1 Jahr Neuregelungen zur
Energetischen Modernisierung

1 Jahr neues Mietrecht im BGB

Am 01.05.2013 trat das Neue Mietrecht in Kraft. Der Gesetzgeber hat die Vorschriften über die Instandhaltungsmaßnahmen und den Abschnitt über die Energetische Sanierung in den Vorschriften der §§ 555a ff. im BGB neu geregelt. Zudem bietet das neue Mietrecht auch prozessuale Möglichkeiten, die Vermieterrechte ggf. im Einstweiligen Rechtsschutz durchzusetzen.

1 Jahr neues Mietrecht im BGB
Mietrecht seit 1.Mai 2013 verschärft – viele Streitpunkte ungeklärt

Die Duldung von Erhaltungsmaßnahmen und Maßnahmen der Energetischen Modernisierung

Der Gesetzgeber hat die Regelungen über die Duldung von Instandhaltungsmaßnehmen (§ 554 alter Fassung) in der Vorschrift des § 555a BGB neuer Fassung geregelt. Gemäß § 555a Abs.1 BGB besteht die Mieterpflicht, „Erhaltungsmaßnahmen“ zu dulden.

Sind zum Beispiel bei einem klassischen Altbau die Fenster defekt und müssen „ausgebessert“ werden, dann handelt es sich u.U. um eine Erhaltungsmaßnahme. Dasselbe gilt für den Fall, dass das Treppenhaus „renoviert“ wird oder die Elektroinstallationen neu durchgeführt werden müssen.
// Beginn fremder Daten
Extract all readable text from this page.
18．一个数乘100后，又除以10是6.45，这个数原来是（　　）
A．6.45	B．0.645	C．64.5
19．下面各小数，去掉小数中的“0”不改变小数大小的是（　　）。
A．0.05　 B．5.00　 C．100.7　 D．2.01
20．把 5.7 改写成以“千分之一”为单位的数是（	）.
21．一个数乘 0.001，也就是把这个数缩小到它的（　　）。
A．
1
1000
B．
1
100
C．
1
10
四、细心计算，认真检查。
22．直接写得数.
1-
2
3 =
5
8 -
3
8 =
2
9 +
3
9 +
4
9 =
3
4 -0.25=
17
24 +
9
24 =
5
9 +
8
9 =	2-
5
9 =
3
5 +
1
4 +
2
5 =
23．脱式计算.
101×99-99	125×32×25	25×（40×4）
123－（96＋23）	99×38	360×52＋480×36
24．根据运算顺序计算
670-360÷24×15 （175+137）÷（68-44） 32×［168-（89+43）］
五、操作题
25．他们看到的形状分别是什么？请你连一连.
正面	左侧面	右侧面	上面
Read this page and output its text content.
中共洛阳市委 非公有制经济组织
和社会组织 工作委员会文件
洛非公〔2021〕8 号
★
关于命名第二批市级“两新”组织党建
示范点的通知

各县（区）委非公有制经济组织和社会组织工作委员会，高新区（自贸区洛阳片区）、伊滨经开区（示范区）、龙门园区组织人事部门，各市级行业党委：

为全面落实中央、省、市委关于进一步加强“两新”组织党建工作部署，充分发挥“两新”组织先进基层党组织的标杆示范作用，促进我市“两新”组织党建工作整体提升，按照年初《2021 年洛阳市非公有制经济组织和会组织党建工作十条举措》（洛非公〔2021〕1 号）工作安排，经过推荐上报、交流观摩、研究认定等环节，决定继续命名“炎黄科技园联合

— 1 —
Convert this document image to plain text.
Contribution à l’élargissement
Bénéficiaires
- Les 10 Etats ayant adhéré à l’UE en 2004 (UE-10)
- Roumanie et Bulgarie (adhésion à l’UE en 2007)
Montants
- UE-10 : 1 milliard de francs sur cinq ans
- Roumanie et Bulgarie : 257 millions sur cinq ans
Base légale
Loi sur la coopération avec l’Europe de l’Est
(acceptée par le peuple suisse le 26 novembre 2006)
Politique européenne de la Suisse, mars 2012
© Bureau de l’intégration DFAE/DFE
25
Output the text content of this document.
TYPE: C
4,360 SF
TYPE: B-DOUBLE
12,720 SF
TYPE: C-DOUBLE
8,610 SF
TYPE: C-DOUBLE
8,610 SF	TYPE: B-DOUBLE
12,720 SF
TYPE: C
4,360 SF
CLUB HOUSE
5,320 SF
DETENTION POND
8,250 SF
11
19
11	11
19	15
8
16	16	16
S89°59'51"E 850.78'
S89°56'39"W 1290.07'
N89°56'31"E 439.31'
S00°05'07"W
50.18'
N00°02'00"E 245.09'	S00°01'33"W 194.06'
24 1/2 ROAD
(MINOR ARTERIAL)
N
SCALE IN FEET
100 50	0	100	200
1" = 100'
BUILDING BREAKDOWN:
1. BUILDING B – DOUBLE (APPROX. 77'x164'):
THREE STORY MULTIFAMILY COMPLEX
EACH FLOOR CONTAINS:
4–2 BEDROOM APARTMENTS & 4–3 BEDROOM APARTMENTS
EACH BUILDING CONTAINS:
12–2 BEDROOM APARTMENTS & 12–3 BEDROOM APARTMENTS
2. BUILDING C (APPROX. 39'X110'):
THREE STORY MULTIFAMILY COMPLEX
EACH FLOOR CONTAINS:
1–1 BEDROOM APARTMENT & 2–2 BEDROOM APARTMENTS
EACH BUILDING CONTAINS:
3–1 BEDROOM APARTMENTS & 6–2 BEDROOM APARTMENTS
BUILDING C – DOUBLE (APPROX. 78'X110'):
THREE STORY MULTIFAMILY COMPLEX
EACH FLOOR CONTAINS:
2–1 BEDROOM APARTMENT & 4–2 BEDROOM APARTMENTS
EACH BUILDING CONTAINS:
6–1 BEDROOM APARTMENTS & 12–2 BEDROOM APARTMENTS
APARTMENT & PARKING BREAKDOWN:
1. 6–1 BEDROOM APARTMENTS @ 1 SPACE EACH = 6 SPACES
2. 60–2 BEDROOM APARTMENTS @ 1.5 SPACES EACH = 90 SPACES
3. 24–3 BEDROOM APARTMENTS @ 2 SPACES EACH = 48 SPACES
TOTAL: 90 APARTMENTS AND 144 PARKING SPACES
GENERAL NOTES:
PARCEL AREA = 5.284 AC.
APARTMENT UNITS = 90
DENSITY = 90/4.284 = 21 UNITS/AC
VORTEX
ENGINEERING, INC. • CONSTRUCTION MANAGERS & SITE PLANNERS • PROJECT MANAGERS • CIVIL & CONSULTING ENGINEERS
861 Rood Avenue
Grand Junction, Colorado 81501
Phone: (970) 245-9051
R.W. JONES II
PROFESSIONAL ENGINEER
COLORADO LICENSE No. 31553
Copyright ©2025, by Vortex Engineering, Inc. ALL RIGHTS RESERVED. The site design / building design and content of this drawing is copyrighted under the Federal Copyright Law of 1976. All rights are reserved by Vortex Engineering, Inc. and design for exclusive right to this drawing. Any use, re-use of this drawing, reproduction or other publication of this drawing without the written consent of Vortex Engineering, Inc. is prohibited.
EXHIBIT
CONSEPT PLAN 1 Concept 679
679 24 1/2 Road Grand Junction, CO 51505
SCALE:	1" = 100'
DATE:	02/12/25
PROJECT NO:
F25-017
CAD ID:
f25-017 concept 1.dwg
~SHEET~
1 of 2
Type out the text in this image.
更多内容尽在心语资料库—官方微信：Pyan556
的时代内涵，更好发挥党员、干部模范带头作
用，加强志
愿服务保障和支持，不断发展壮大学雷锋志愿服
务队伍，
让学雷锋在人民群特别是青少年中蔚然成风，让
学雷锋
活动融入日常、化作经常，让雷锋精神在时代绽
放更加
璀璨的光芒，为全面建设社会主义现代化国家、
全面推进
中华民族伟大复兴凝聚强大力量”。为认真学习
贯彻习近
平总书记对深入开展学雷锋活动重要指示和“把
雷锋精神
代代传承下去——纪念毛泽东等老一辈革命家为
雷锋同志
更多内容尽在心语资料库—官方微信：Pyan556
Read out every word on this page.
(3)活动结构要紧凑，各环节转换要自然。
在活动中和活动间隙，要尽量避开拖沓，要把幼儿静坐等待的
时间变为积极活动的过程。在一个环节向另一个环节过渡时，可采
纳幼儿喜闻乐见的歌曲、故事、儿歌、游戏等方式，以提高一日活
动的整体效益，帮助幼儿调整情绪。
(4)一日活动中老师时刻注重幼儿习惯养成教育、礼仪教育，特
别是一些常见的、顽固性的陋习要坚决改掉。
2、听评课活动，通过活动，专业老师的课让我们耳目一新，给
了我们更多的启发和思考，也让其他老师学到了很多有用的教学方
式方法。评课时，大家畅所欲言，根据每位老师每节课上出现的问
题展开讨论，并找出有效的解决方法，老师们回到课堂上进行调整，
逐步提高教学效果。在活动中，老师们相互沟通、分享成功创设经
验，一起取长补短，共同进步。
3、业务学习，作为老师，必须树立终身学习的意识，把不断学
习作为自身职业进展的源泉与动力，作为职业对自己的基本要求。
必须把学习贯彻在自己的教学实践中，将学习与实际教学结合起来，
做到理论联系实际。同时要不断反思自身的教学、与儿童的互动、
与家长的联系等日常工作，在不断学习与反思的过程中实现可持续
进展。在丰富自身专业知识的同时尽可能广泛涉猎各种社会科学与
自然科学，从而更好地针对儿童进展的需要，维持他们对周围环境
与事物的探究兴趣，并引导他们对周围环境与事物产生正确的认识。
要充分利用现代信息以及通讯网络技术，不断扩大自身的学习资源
Ankündigung als notwendiges Formalkriterium

Eine korrekte Ankündigung der Maßnahmen ist gesetzlich vorgeschrieben. Dennoch tauchen in der täglichen mietrechtlichen Beratungspraxis regelmäßig Modernisierungsankündigungen auf, die entweder nicht fristgerecht kommuniziert werden und die nicht ansatzweise erkennen lassen, welche Maßnahmen nun geplant sind. Dauer, Umfang der Arbeiten und ein Kalkulationsansatz fehlen. Beispiel: Kosten für die Fassadendämmung werden auf der Grundlage einer Schätzung errechnet. Die Dauer der Maßnahmen ist auf ca. 4 Monate angesetzt. Bestimmt genug? – Nein lautet die Antwort.

Bei allen Modernisierungsmaßnahmen zur Erhaltung oder bei der Energetischen Modernisierung besteht gemäß § 555c BGB eine Ankündigungspflicht. Die Ankündigungsfrist muss alle unter die Modernisierung fallenden Maßnahmen umfassen, auch wenn Mieter durch Bauarbeiten nicht konkret betroffen sind (LG Berlin, Urteil vom 2.10.1986, 61 S 53/86). Die Ankündigung ist nicht nur formale Voraussetzung dafür, dass der Mieter die Modernisierung dulden muss (Kinne/Schach/Bieber, § 555c, Rnr.3f.) Nur bei Bagatellmaßnahmen ist eine solche Ankündigung entbehrlich.

Aus der „Modernisierungsankündigung“ müssen sich Art und Umfang der Maßnahmen zweifelsfrei ergeben. Beispiel: Die Bezeichnung „Renovierung Treppenhaus“ oder „Ausbesserung Fassade“ ist nicht hinreichend bestimmt genug, um die Auswirkungen für die Mietparteien abzusehen. Die „Modernisierungsankündigung“ muß Art, Umfang und Dauer der Maßnahmen erkennen lassen.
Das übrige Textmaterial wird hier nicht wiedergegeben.